The composition tells about the hard times that Americans experienced during the Great Depression, especially the "harsh weather and drought conditions" experienced by farm workers in the Western United States. Guthrie himself had lived in the town of Pampa, Texas, and had witnessed the devastating Black Sunday dust storm of April 14, 1935. Pampa is located in Gray County, Texas, referenced in the lyrics "In the month called April, county called Gray."

The repetitive chorus has been described as "a witty, black retort, utterly negative and apocalyptic": "We talked of the end of the world, and then/We'd sing a song an' then sing it again/We'd sit for an hour an' not say a word/And then these words would be heard:/So long, it's been good to know yuh".

Guthrie also wrote a version of the song with alternate lyrics about serving in the Second World War.

==Commercial success==
Although the song had a limited success during its 1930s release by Guthrie, its popularity soared in 1951 when it was published by Howard S. Richmond's music publishing company Folkways Music Publishers, Inc., and promoted to major record labels, landing a recorded version by The Weavers with different verses.

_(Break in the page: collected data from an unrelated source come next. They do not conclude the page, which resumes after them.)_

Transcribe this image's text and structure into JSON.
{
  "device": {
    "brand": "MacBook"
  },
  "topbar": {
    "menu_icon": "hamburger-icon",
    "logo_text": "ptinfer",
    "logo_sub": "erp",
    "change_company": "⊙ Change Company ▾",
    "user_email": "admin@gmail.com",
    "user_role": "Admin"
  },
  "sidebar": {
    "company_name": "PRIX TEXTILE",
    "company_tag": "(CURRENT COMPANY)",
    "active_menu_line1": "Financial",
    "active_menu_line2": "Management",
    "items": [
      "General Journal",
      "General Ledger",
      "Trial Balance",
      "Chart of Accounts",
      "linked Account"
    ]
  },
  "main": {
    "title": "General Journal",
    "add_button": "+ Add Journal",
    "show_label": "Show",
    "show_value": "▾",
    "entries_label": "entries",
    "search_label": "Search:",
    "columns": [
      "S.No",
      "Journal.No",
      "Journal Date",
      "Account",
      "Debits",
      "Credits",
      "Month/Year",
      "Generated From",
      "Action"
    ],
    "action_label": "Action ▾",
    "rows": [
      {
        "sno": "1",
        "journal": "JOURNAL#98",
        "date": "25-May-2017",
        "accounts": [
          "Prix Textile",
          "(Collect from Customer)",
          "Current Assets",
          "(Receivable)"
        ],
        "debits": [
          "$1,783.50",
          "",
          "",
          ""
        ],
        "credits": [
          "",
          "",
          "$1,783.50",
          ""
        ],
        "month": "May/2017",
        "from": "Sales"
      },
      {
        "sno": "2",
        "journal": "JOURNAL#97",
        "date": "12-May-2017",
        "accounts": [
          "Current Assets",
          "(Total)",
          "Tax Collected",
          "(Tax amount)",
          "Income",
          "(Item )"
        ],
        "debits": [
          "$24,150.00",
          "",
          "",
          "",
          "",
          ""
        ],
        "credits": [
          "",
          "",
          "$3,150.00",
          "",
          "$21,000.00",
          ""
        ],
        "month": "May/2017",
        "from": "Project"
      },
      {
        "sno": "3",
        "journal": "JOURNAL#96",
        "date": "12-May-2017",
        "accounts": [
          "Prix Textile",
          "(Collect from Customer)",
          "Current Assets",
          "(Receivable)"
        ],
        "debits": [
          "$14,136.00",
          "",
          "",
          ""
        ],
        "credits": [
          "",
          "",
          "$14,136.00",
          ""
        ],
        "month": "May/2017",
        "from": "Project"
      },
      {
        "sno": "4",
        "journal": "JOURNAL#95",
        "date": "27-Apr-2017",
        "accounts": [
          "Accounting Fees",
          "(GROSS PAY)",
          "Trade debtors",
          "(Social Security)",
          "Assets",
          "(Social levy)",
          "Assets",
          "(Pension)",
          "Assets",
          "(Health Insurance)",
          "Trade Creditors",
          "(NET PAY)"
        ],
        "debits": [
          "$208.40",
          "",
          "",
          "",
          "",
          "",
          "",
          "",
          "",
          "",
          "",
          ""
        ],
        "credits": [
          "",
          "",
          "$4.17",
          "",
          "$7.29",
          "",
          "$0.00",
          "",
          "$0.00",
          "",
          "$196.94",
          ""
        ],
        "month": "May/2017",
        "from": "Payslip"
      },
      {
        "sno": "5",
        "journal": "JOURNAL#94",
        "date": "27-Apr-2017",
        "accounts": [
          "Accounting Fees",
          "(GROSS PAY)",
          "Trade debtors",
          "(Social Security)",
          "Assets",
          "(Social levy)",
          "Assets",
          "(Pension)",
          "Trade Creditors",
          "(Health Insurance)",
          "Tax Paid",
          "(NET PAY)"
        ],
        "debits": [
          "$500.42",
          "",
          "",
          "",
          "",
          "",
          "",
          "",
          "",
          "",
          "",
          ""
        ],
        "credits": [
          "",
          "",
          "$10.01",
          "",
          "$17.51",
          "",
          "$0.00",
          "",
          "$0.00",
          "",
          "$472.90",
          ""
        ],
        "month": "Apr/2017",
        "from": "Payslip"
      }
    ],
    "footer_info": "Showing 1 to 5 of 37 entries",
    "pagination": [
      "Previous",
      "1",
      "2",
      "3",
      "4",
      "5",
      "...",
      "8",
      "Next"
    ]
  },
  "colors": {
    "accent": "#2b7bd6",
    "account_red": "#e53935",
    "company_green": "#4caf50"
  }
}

The song peaked at number four on the pop music charts in 1951, and became known as one of the Weavers' "staple" tunes.

== Cover versions ==
The Weavers released a cover of this song.

The song was occasionally used as a closing song on the variety show A Prairie Home Companion, usually with additional comical verses written by the host Garrison Keillor.

The band X recorded a version on their 1988 album Live at the Whisky a Go Go on the Fabulous Sunset Strip.

It was also a popular (often closing) number for Liverpool folk group The Spinners.

The song has been used during the 2020 coronavirus pandemic period as the closing song on the Old Crow Medicine Show's online weekly variety program "Hartland Hootenanny".

==Popular culture==

In the TV series M*A*S*H, in the episode "Mr. and Mrs. Who?" (Season 8, Episode 9, original airdate November 12, 1979), Hawkeye Pierce asks Father Mulcahy to play the song on the piano as they un-do a drunken wedding ceremony for Major Winchester.

On the last day of his twenty-two years of hosting CBS Sunday Morning, Charles Osgood performed a cover of the song at the end of the show.

The song is used at both the beginning and end of the Bob Dylan biopic A Complete Unknown.